[TRADUCTION]
Citation : SK c Commission de l’assurance-emploi du Canada, 2024 TSS 1619
Tribunal de la sécurité sociale du Canada
Division générale, section de l’assurance-emploi
Décision
Partie appelante : | S. K. |
Partie défenderesse : | Commission de l’assurance-emploi du Canada |
Décision portée en appel : | Décision de révision de la Commission de l’assurance emploi du Canada (687382) datée du 8 novembre, 2024 (communiquée par Service Canada) |
Membre du Tribunal : | Suzanne Graves |
Mode d’audience : | Téléconférence |
Date de l’audience : | Le 20 décembre 2024 |
Personne présente à l’audience : | Appelante |
Date de la décision : | Le 30 décembre 2024 |
Numéro de dossier : | GE-24-3880 |
Sur cette page
Décision
[1] L’appel est rejeté.
[2] La Commission de l’assurance‑emploi du Canada a prouvé que l’appelante a perdu son emploi en raison d’une inconduite (c’est‑à-dire, parce qu’elle a fait quelque chose qui lui a fait perdre son emploi). Par conséquent, l’appelante est exclue du bénéfice des prestations d’assurance‑emploiNote de bas page 1.
Aperçu
[3] L’appelante a été congédiée de son emploi le 15 juillet 2024 et a demandé des prestations régulières d’assurance‑emploi. L’employeur de l’appelante a dit à la Commission qu’elle a été congédiée parce qu’elle avait créé une fausse offre d’emploi d’entreprise pour une autre personne.
[4] La Commission a accepté la raison du congédiement que l’employeur a fournie. Elle a conclu que l’appelante a perdu son emploi en raison de son inconduite. Pour cette raison, la Commission a décidé que l’appelante est exclue du bénéfice des prestations d’assurance‑emploi.
[5] L’appelante ne conteste pas que cet incident s’est passé.

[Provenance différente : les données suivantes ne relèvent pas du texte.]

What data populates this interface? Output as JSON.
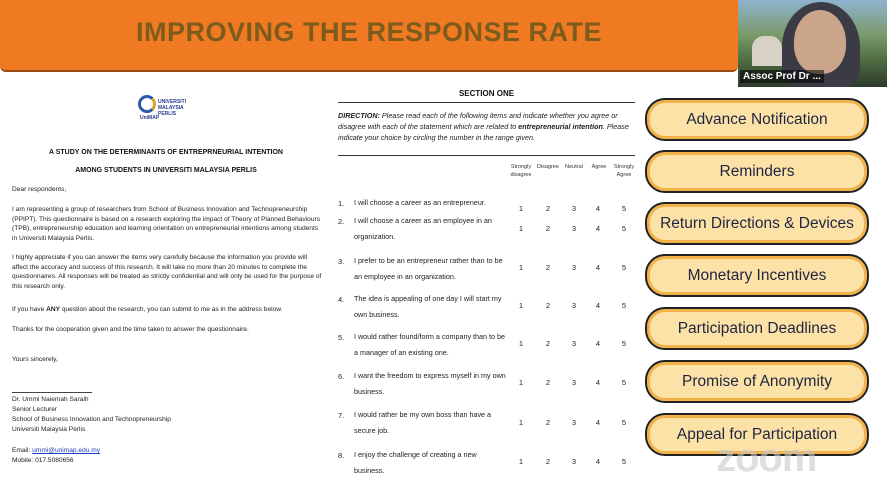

Elle admet avoir créé une fausse lettre d’offre d’emploi pour son petit ami. Cependant, elle affirme que la lettre était seulement à des fins personnelles et qu’elle n’a jamais voulu nuire à l’employeur ou à qui que ce soit d’autre. L’appelante fait valoir qu’elle avait été une bonne employée et que son employeur n’aurait pas dû la congédier pour ses gestes.
Question que je dois examiner en premier
L’employeur n’est pas une partie à l’appel
[6] Parfois, le Tribunal envoie à l’ancien employeur de la partie appelante une lettre lui demandant s’il souhaite être ajouté comme partie à l’appel. Dans la présente affaire, le Tribunal a écrit à l’employeur de l’appelante pour lui demander s’il souhaitait être mis en cause, mais il n’a pas répondu à cette lettreNote de bas page 2.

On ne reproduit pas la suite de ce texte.